Em Júlio de Melo Fogaça, Adelino Cunha explica o que é possível recuperar da vida e do papel político do homem nascido na Quinta do Porto Nogueira, no Cadaval, no seio de uma família fidalga, em 10 de Agosto de1907, que adere ao PCP por volta de 1932-1933. Foi um dos principais intelectuais e ideólogos deste partido nos anos quarenta e cinquenta do século passado. Mas faleceu num limbo de ostracismo político-partidário em 28 de Janeiro de1980, apesar de ter sido o presidente da Comissão Administrativa da Câmara do seu Cadaval entre 1974 e as primeiras eleições autárquicas de 1976.
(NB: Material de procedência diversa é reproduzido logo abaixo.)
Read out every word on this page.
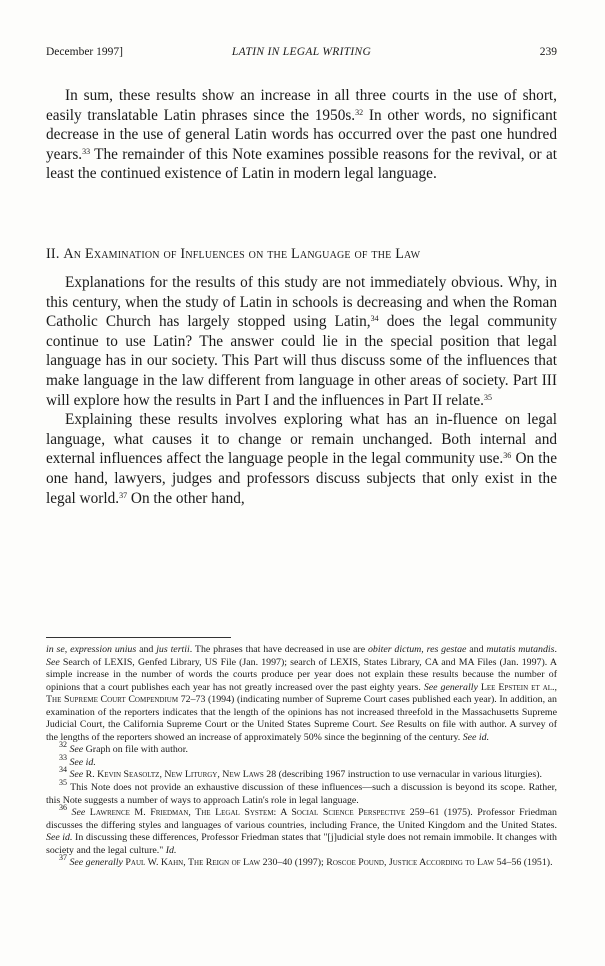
December 1997]	LATIN IN LEGAL WRITING	239

In sum, these results show an increase in all three courts in the use of short, easily translatable Latin phrases since the 1950s.$^{32}$ In other words, no significant decrease in the use of general Latin words has occurred over the past one hundred years.$^{33}$ The remainder of this Note examines possible reasons for the revival, or at least the continued existence of Latin in modern legal language.

II. An Examination of Influences on the Language of the Law

Explanations for the results of this study are not immediately obvious. Why, in this century, when the study of Latin in schools is decreasing and when the Roman Catholic Church has largely stopped using Latin,$^{34}$ does the legal community continue to use Latin? The answer could lie in the special position that legal language has in our society. This Part will thus discuss some of the influences that make language in the law different from language in other areas of society. Part III will explore how the results in Part I and the influences in Part II relate.$^{35}$

Explaining these results involves exploring what has an in-fluence on legal language, what causes it to change or remain unchanged. Both internal and external influences affect the language people in the legal community use.$^{36}$ On the one hand, lawyers, judges and professors discuss subjects that only exist in the legal world.$^{37}$ On the other hand,

in se, expression unius and jus tertii. The phrases that have decreased in use are obiter dictum, res gestae and mutatis mutandis. See Search of LEXIS, Genfed Library, US File (Jan. 1997); search of LEXIS, States Library, CA and MA Files (Jan. 1997). A simple increase in the number of words the courts produce per year does not explain these results because the number of opinions that a court publishes each year has not greatly increased over the past eighty years. See generally Lee Epstein et al., The Supreme Court Compendium 72–73 (1994) (indicating number of Supreme Court cases published each year). In addition, an examination of the reporters indicates that the length of the opinions has not increased threefold in the Massachusetts Supreme Judicial Court, the California Supreme Court or the United States Supreme Court. See Results on file with author. A survey of the lengths of the reporters showed an increase of approximately 50% since the beginning of the century. See id.

$^{32}$ See Graph on file with author.

$^{33}$ See id.

$^{34}$ See R. Kevin Seasoltz, New Liturgy, New Laws 28 (describing 1967 instruction to use vernacular in various liturgies).

$^{35}$ This Note does not provide an exhaustive discussion of these influences—such a discussion is beyond its scope. Rather, this Note suggests a number of ways to approach Latin's role in legal language.

$^{36}$ See Lawrence M. Friedman, The Legal System: A Social Science Perspective 259–61 (1975). Professor Friedman discusses the differing styles and languages of various countries, including France, the United Kingdom and the United States. See id. In discussing these differences, Professor Friedman states that "[j]udicial style does not remain immobile. It changes with society and the legal culture." Id.

$^{37}$ See generally Paul W. Kahn, The Reign of Law 230–40 (1997); Roscoe Pound, Justice According to Law 54–56 (1951).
Depois de ter lançado A Ascensão ao Poder de Cavaco Silva (2005), Álvaro Cunhal Biografia (2010), António Guterres: Os Segredos do Poder (2013) e Os Filhos da Clandestinidade (2016), Adelino Cunha reconstrói a teia de relações, posições políticas e ideológicas de Fogaça, recorrendo a um conjunto diverso de fontes que vão desde o arquivo pessoal de Fogaça, depositado na Academia das Ciências, aos arquivos de tribunais e da PIDE, passando por jornais e livros de história e de memórias e ainda relevantes depoimentos exclusivos de Edmundo Pedro, Carlos Brito e Domingos Abrantes. Este último dirigente histórico de relevo no PCP e seu representante no Conselho de Estado quebra o silêncio oficial do partido sobre Fogaça.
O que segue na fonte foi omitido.